HTTP Accel with Proxy

Allows you to operate your cache as both an accelerator and a caching proxy. This option tells Squid to accept both traditional proxy connections and requests intended for an origin web server. This option correlates to the httpd_accel_with_proxy directive.

HTTP Accel Uses Host Header

Configures Squid to use the host header information as described in the HTTP 1.1 specification. This option must be turned on for transparent operation, in order for virtual servers to be cached properly.

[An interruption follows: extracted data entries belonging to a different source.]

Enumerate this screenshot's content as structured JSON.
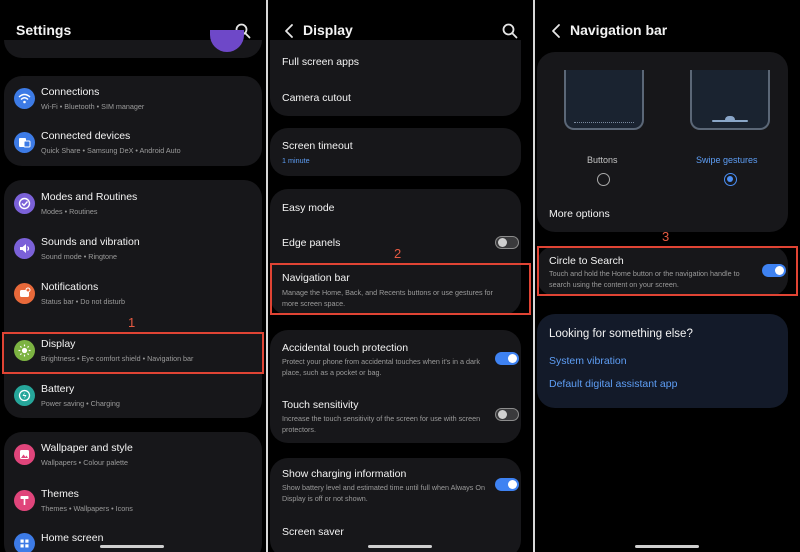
{
  "settings": {
    "title": "Settings",
    "items": [
      {
        "title": "Connections",
        "sub": "Wi-Fi  •  Bluetooth  •  SIM manager",
        "icon": "wifi-icon",
        "color": "#3d7be6"
      },
      {
        "title": "Connected devices",
        "sub": "Quick Share  •  Samsung DeX  •  Android Auto",
        "icon": "devices-icon",
        "color": "#3d7be6"
      },
      {
        "title": "Modes and Routines",
        "sub": "Modes  •  Routines",
        "icon": "modes-icon",
        "color": "#7b61d8"
      },
      {
        "title": "Sounds and vibration",
        "sub": "Sound mode  •  Ringtone",
        "icon": "sound-icon",
        "color": "#7b61d8"
      },
      {
        "title": "Notifications",
        "sub": "Status bar  •  Do not disturb",
        "icon": "notifications-icon",
        "color": "#e8693a"
      },
      {
        "title": "Display",
        "sub": "Brightness  •  Eye comfort shield  •  Navigation bar",
        "icon": "display-icon",
        "color": "#7cb342"
      },
      {
        "title": "Battery",
        "sub": "Power saving  •  Charging",
        "icon": "battery-icon",
        "color": "#26a69a"
      },
      {
        "title": "Wallpaper and style",
        "sub": "Wallpapers  •  Colour palette",
        "icon": "wallpaper-icon",
        "color": "#e0457b"
      },
      {
        "title": "Themes",
        "sub": "Themes  •  Wallpapers  •  Icons",
        "icon": "themes-icon",
        "color": "#e0457b"
      },
      {
        "title": "Home screen",
        "sub": "",
        "icon": "home-icon",
        "color": "#3d7be6"
      }
    ]
  },
  "display": {
    "title": "Display",
    "full_screen_apps": "Full screen apps",
    "camera_cutout": "Camera cutout",
    "screen_timeout": {
      "title": "Screen timeout",
      "value": "1 minute"
    },
    "easy_mode": "Easy mode",
    "edge_panels": {
      "title": "Edge panels",
      "on": false
    },
    "navigation_bar": {
      "title": "Navigation bar",
      "desc": "Manage the Home, Back, and Recents buttons or use gestures for more screen space."
    },
    "accidental_touch": {
      "title": "Accidental touch protection",
      "desc": "Protect your phone from accidental touches when it's in a dark place, such as a pocket or bag.",
      "on": true
    },
    "touch_sensitivity": {
      "title": "Touch sensitivity",
      "desc": "Increase the touch sensitivity of the screen for use with screen protectors.",
      "on": false
    },
    "charging_info": {
      "title": "Show charging information",
      "desc": "Show battery level and estimated time until full when Always On Display is off or not shown.",
      "on": true
    },
    "screen_saver": "Screen saver"
  },
  "navbar": {
    "title": "Navigation bar",
    "option_buttons": "Buttons",
    "option_gestures": "Swipe gestures",
    "selected": "Swipe gestures",
    "more_options": "More options",
    "circle": {
      "title": "Circle to Search",
      "desc": "Touch and hold the Home button or the navigation handle to search using the content on your screen.",
      "on": true
    },
    "looking": {
      "title": "Looking for something else?",
      "links": [
        "System vibration",
        "Default digital assistant app"
      ]
    }
  },
  "steps": [
    "1",
    "2",
    "3"
  ],
  "colors": {
    "accent": "#3e82f2",
    "highlight": "#e04434",
    "link": "#5e9ef5",
    "card": "#17171a"
  }
}
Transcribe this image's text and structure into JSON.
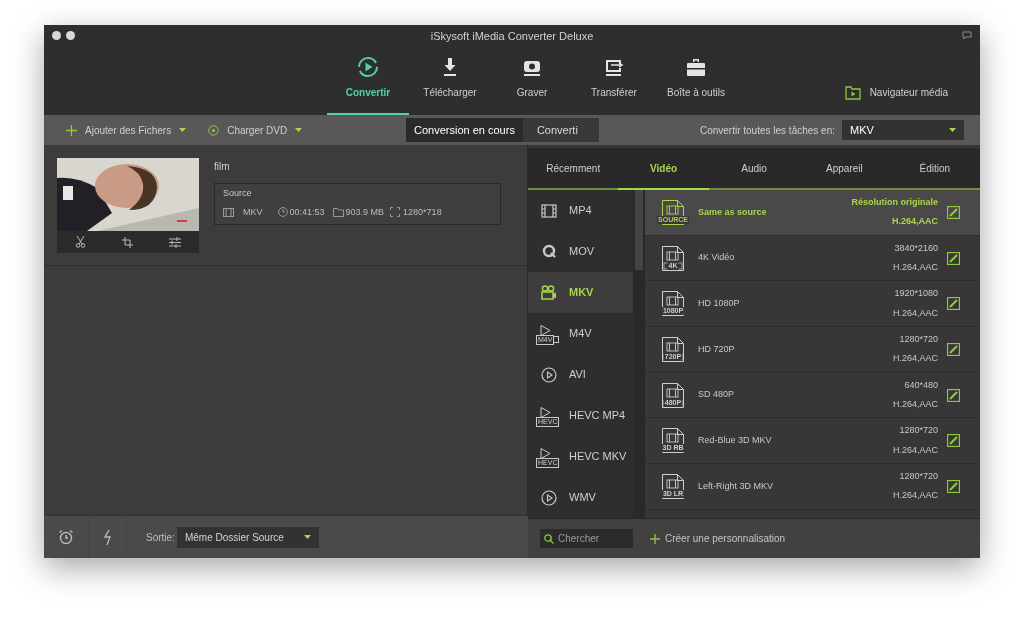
{
  "window": {
    "title": "iSkysoft iMedia Converter Deluxe"
  },
  "nav": [
    {
      "label": "Convertir",
      "selected": true
    },
    {
      "label": "Télécharger",
      "selected": false
    },
    {
      "label": "Graver",
      "selected": false
    },
    {
      "label": "Transférer",
      "selected": false
    },
    {
      "label": "Boîte à outils",
      "selected": false
    }
  ],
  "media_browser": {
    "label": "Navigateur média"
  },
  "actions": [
    {
      "label": "Ajouter des Fichers"
    },
    {
      "label": "Charger DVD"
    }
  ],
  "segments": [
    {
      "label": "Conversion en cours",
      "selected": true
    },
    {
      "label": "Converti",
      "selected": false
    }
  ],
  "convert_all": {
    "label": "Convertir toutes les tâches en:",
    "value": "MKV"
  },
  "file": {
    "name": "film",
    "source_label": "Source",
    "format": "MKV",
    "duration": "00:41:53",
    "size": "903.9 MB",
    "resolution": "1280*718"
  },
  "categories": [
    {
      "label": "Récemment",
      "selected": false
    },
    {
      "label": "Vidéo",
      "selected": true
    },
    {
      "label": "Audio",
      "selected": false
    },
    {
      "label": "Appareil",
      "selected": false
    },
    {
      "label": "Édition",
      "selected": false
    }
  ],
  "formats": [
    {
      "label": "MP4",
      "kind": "film",
      "selected": false
    },
    {
      "label": "MOV",
      "kind": "q",
      "selected": false
    },
    {
      "label": "MKV",
      "kind": "camera",
      "selected": true
    },
    {
      "label": "M4V",
      "kind": "badge",
      "badge": "M4V",
      "selected": false
    },
    {
      "label": "AVI",
      "kind": "play",
      "selected": false
    },
    {
      "label": "HEVC MP4",
      "kind": "badge",
      "badge": "HEVC",
      "selected": false
    },
    {
      "label": "HEVC MKV",
      "kind": "badge",
      "badge": "HEVC",
      "selected": false
    },
    {
      "label": "WMV",
      "kind": "play",
      "selected": false
    }
  ],
  "presets": [
    {
      "name": "Same as source",
      "badge": "SOURCE",
      "resolution": "Résolution originale",
      "codec": "H.264,AAC",
      "selected": true
    },
    {
      "name": "4K Vidéo",
      "badge": "4K",
      "resolution": "3840*2160",
      "codec": "H.264,AAC",
      "selected": false
    },
    {
      "name": "HD 1080P",
      "badge": "1080P",
      "resolution": "1920*1080",
      "codec": "H.264,AAC",
      "selected": false
    },
    {
      "name": "HD 720P",
      "badge": "720P",
      "resolution": "1280*720",
      "codec": "H.264,AAC",
      "selected": false
    },
    {
      "name": "SD 480P",
      "badge": "480P",
      "resolution": "640*480",
      "codec": "H.264,AAC",
      "selected": false
    },
    {
      "name": "Red-Blue 3D MKV",
      "badge": "3D RB",
      "resolution": "1280*720",
      "codec": "H.264,AAC",
      "selected": false
    },
    {
      "name": "Left-Right 3D MKV",
      "badge": "3D LR",
      "resolution": "1280*720",
      "codec": "H.264,AAC",
      "selected": false
    }
  ],
  "search": {
    "placeholder": "Chercher"
  },
  "create_custom": {
    "label": "Créer une personnalisation"
  },
  "output": {
    "label": "Sortie:",
    "value": "Même Dossier Source"
  }
}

This option correlates to the httpd_uses_host_header directive.

WCCP Router Address, WCCP Incoming Address, WCCP Outgoing Address

The Web Cache Coordination Protocol is a standard method of implementing an interception proxy. Routers that support WCCP can be configured to direct traffic to one or more web caches using an efficient load balancing mechanism. WCCP also provides for automatic bypassing of an unavailable cache in the event of a failure. Usually, configuring Squid to use WCCP is as simple as configuring it for interception proxying, using the steps discussed later in the Interception Caching tutorial and then entering the address of the router in the WCCP Router Address field. The other two options are very rarely needed, but can be used in some complex network environments where incoming and outgoing data must travel via different routes or from different addresses. These options correspond to the wccp_router, wccp_incoming_address, and wccp_outgoing_address directives and are disabled by default.